Acórdãos T CONFLITOS

Acórdão do Tribunal dos Conflitos
Processo:038/18
Data do Acordão:02/28/2019
Tribunal:CONFLITOS
Relator:HÉLDER ALMEIDA
Descritores:CONFLITO NEGATIVO DE JURISDIÇÃO
Sumário:
Nº Convencional:JSTA000P24277
Nº do Documento:SAC20190228038
Data de Entrada:07/23/2018
Recorrente:CONFLITO NEGATIVO DE JURISDIÇÃO, ENTRE O TRIBUNAL JUDICIAL DA COMARCA DE LISBOA OESTE, JUÍZO LOCAL CRIMINAL DE CASCAIS, JUIZ 2 E O TAF DE SINTRA, UNIDADE ORGÂNICA 3.
RECORRENTE: A……………..
RECORRIDO: CM DE CASCAIS.
Recorrido 1:*
Votação:UNANIMIDADE
Área Temática 1:*
Aditamento:
Texto Integral: I - RELATÓRIO

1. A………., irresignado com a decisão da Câmara Municipal de Cascais, emitida a 13.12.2016, mediante a qual foi condenado em coima no montante de € 1.500,00, pela prática de contraordenação p. e p. pelo art. 98.º, n.º 4, do RJUE [aprovado pelo DL n.º 555/99, de 16 de Dez., na redacção conferida pelo DL n.º 26/2010, de 30 de Março], consubstanciada em factos ocorridos a 3.04.2012 -, interpôs o competente recurso de impugnação.
2. O dito arguido levou a efeito essa interposição de recurso a 30.01.2017, junto da Câmara Municipal de Cascais, a qual, por despacho datado de 2.02.2017, o remeteu aos Serviços do Ministério Público do junto do Tribunal Administrativo e Fiscal de Sintra.
3. Por decisão proferida em 22.02.2018, o Tribunal Administrativo e Fiscal de Sintra declarou-se incompetente em razão da matéria e, considerando competente para conhecer do predito recurso os tribunais comuns, em consonância determinou a remessa dos autos, após trânsito da respectiva decisão.
Sustentou o TAF de Sintra este seu negativo veredicto - para tanto louvando-se no voto de vencido exarado pelo Exm.º Conselheiro Leones Dantas, em sede do Processo deste Tribunal dos Conflitos n.º 28/17, no tocante ao Acórdão de 20.12.2017-, atendo-se à data em que os factos integrativos da refutada coima tiveram lugar, e assim defendendo dever ser esta data o elemento de conexão determinante da competência “ratione materiae” para o conhecimento do recurso em questão.

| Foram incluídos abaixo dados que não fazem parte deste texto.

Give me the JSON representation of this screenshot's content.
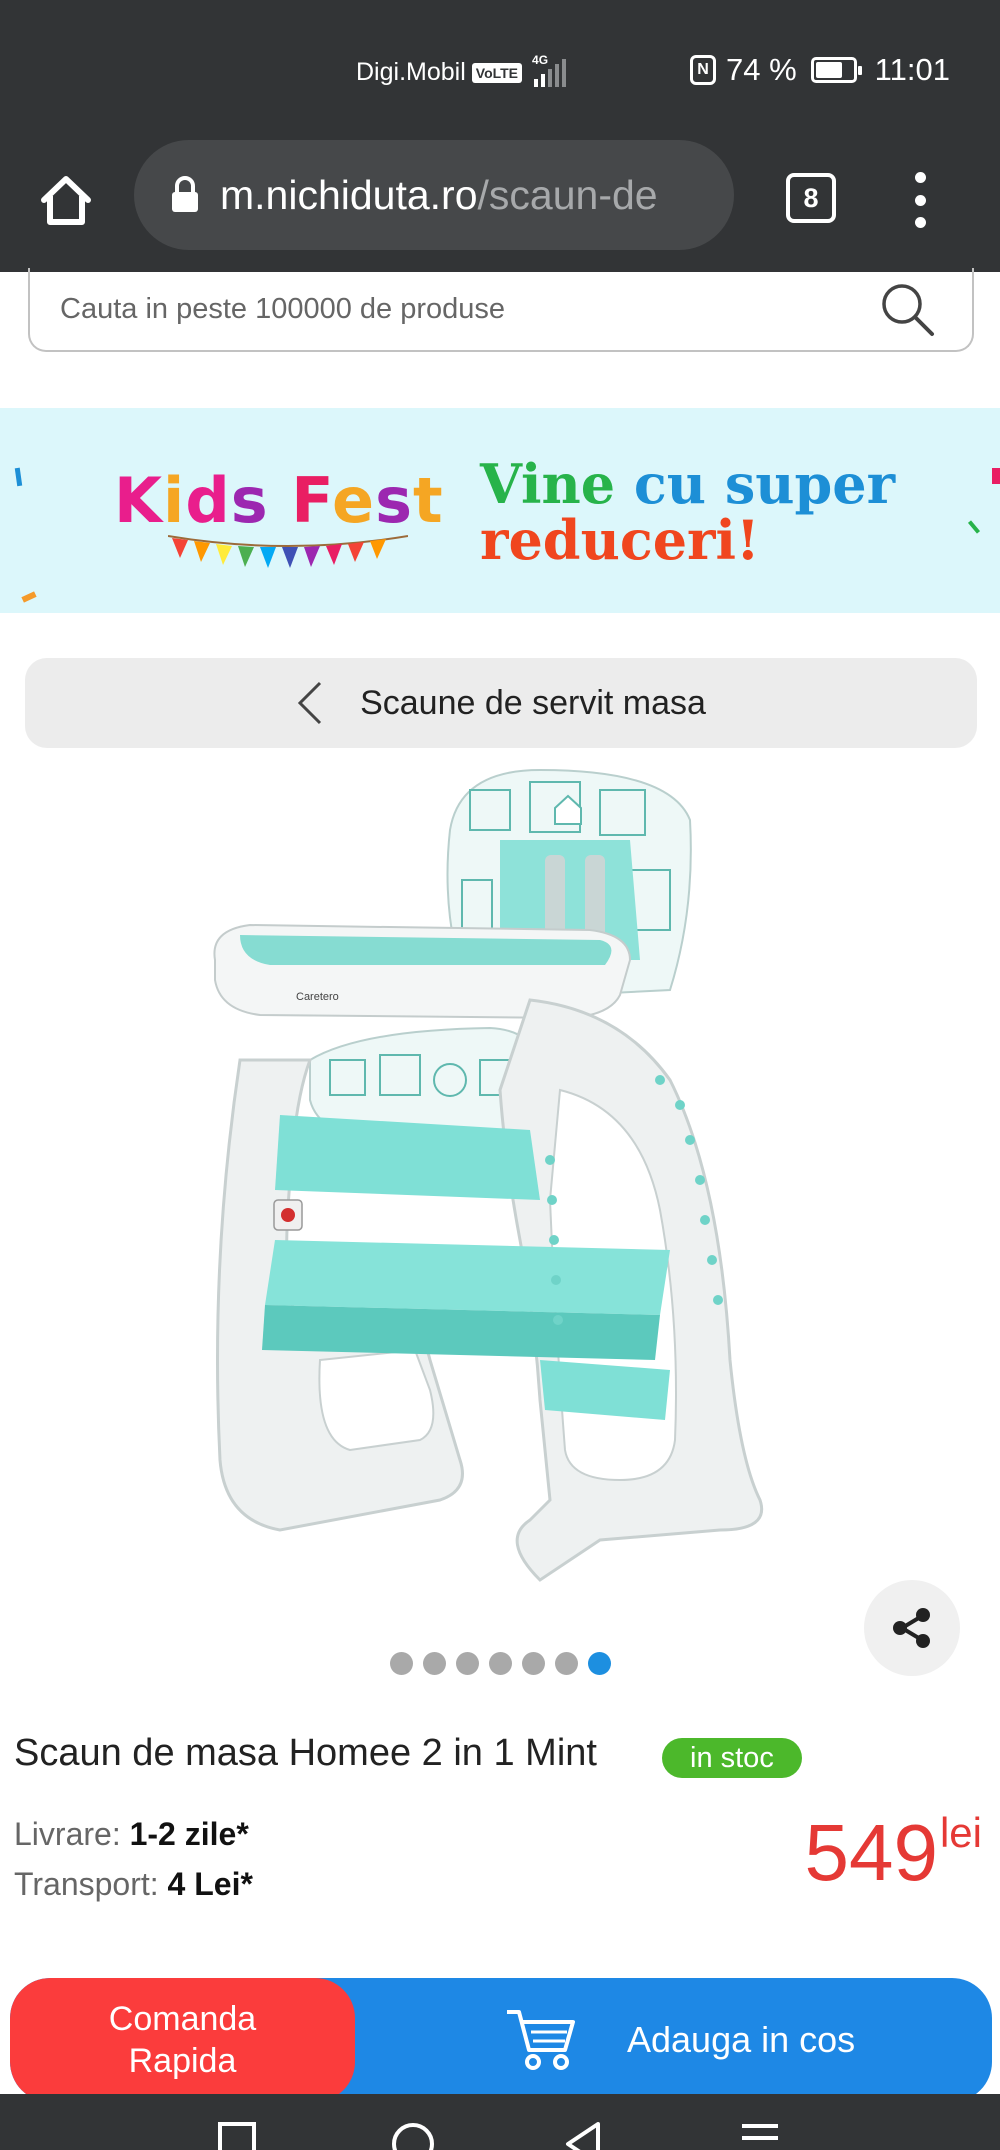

4. Distribuídos os autos ao Juízo Local Criminal de Cascais - Juiz 2, este, por sua vez, mediante despacho prolatado a 14.05.2018 declinou essa competência, apelando para tanto ao disposto no art. 4.º, n.º 1, alínea l), do Estatuto dos Tribunais Administrativos e Fiscais [ETAF] - aprovado pela Lei n.º 13/2002, de 19 de Fev., na redacção dada pelo DL n.º 214-G/2015, de 2 de Out.-, no sentido de que a apreciação de litígios que tenham por objeto questões relativas a impugnações judiciais de decisões da Administração Pública, que apliquem coimas no âmbito do ilícito de mera ordenação social, por violação de normas de direito administrativo em matéria de urbanismo, passou a ser dos tribunais administrativos e fiscais, norma esta que, nos termos do art. 15.º, n.º 5, desse mesmo DL n.º 214-G/2015, entrou em vigor a 1 de Set. de 2016.

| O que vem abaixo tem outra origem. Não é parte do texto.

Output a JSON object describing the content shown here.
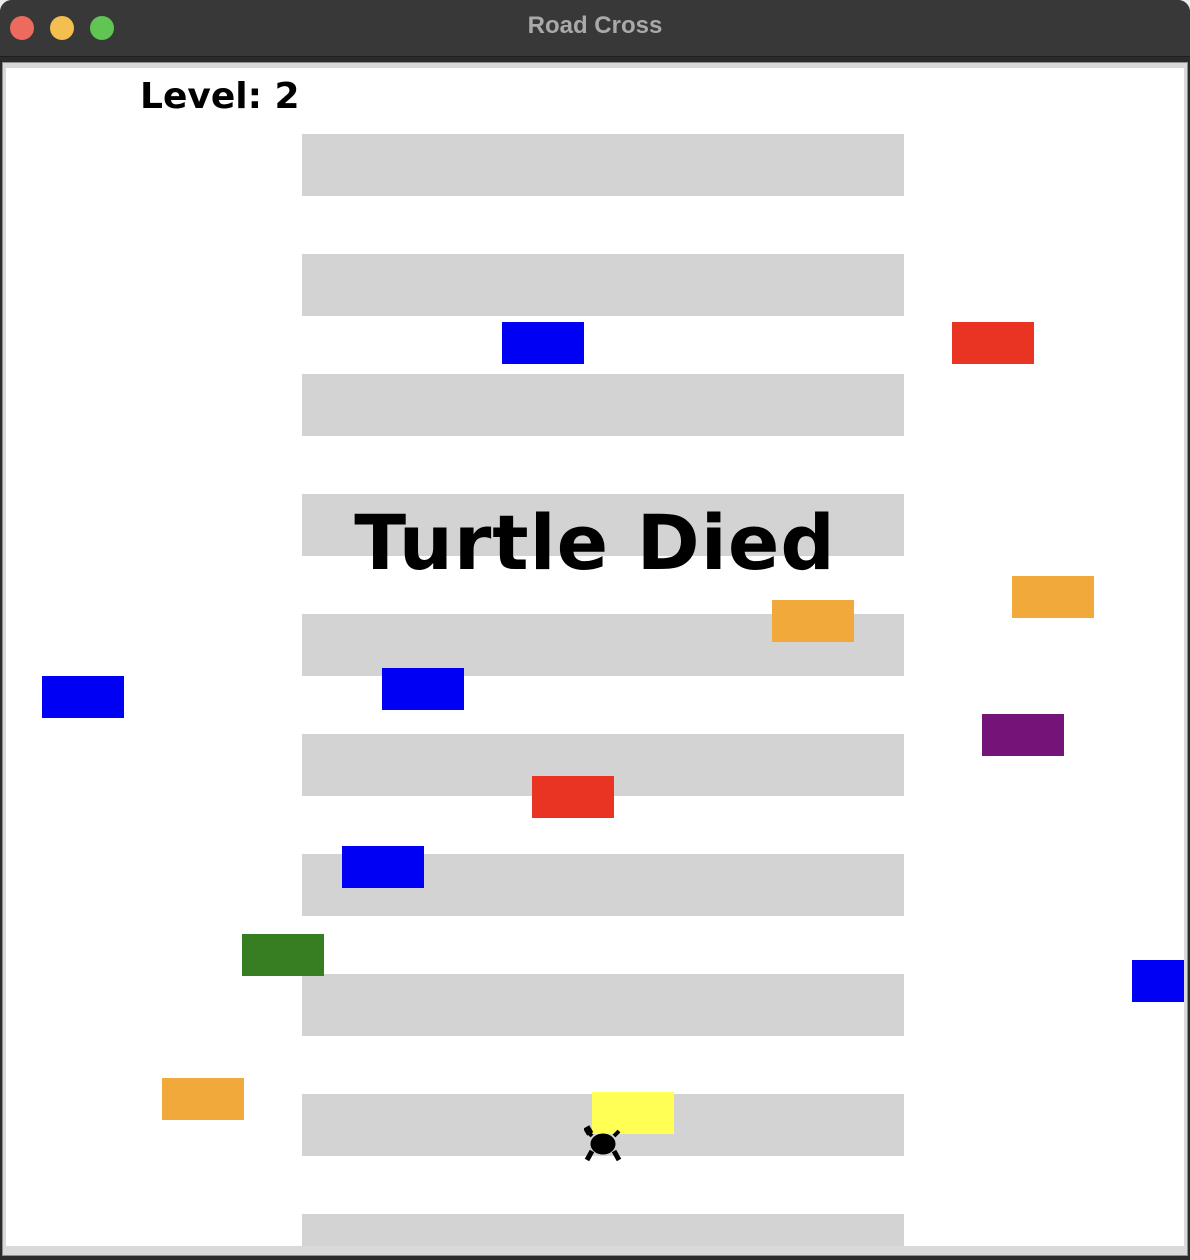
{
  "window": {
    "title": "Road Cross"
  },
  "hud": {
    "level_label": "Level: 2"
  },
  "message": {
    "text": "Turtle Died"
  },
  "colors": {
    "road_stripe": "#d3d3d3",
    "blue": "#0000f5",
    "red": "#e93323",
    "orange": "#f2a93b",
    "purple": "#741378",
    "green": "#377d22",
    "yellow": "#ffff54",
    "turtle": "#000000"
  },
  "cars": [
    {
      "color": "blue"
    },
    {
      "color": "red"
    },
    {
      "color": "orange"
    },
    {
      "color": "orange"
    },
    {
      "color": "blue"
    },
    {
      "color": "blue"
    },
    {
      "color": "purple"
    },
    {
      "color": "red"
    },
    {
      "color": "blue"
    },
    {
      "color": "green"
    },
    {
      "color": "blue"
    },
    {
      "color": "orange"
    },
    {
      "color": "yellow"
    }
  ],
  "player": {
    "icon": "turtle-icon"
  }
}
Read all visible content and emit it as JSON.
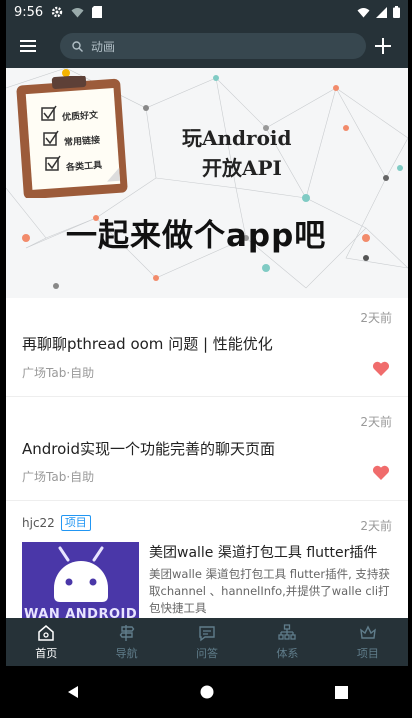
{
  "statusbar": {
    "time": "9:56"
  },
  "appbar": {
    "search_placeholder": "动画"
  },
  "banner": {
    "title_line1": "玩Android",
    "title_line2": "开放API",
    "slogan": "一起来做个app吧",
    "checklist": [
      "优质好文",
      "常用链接",
      "各类工具"
    ]
  },
  "articles": [
    {
      "time": "2天前",
      "title": "再聊聊pthread oom 问题 | 性能优化",
      "meta": "广场Tab·自助",
      "liked": true
    },
    {
      "time": "2天前",
      "title": "Android实现一个功能完善的聊天页面",
      "meta": "广场Tab·自助",
      "liked": true
    }
  ],
  "project": {
    "author": "hjc22",
    "tag": "项目",
    "time": "2天前",
    "thumb_text": "WAN ANDROID",
    "title": "美团walle 渠道打包工具 flutter插件",
    "desc": "美团walle 渠道包打包工具 flutter插件, 支持获取channel 、hannelInfo,并提供了walle cli打包快捷工具"
  },
  "bottom_nav": [
    {
      "label": "首页",
      "active": true
    },
    {
      "label": "导航",
      "active": false
    },
    {
      "label": "问答",
      "active": false
    },
    {
      "label": "体系",
      "active": false
    },
    {
      "label": "项目",
      "active": false
    }
  ],
  "colors": {
    "appbar": "#263238",
    "heart": "#F06C6C",
    "tag": "#2196F3"
  }
}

De tal sorte, e por isso que a decisão administrativa impugnada data de 13.02.216, tendo a respectiva impugnação ingressado em juízo no dia 30.01.2017, ou seja, em data posterior à entrada em vigor dessa nova redacção do art. 4.º n.º 1, daí esse afastamento de competência por parte do indigitado Juízo Criminal de Cascais.
5. Transitado em julgado este despacho, foi nos termos do art. 109.º e ss., do Cód. Proc. Civil, suscitado o vertente conflito negativo de jurisdição, na sequência do que a Exm.ª Procuradora-Geral Adjunta começou por emitir douto parecer, findo a propugnar a resolução de tal diferendo no sentido da atribuição da competência ao TAF de Sintra.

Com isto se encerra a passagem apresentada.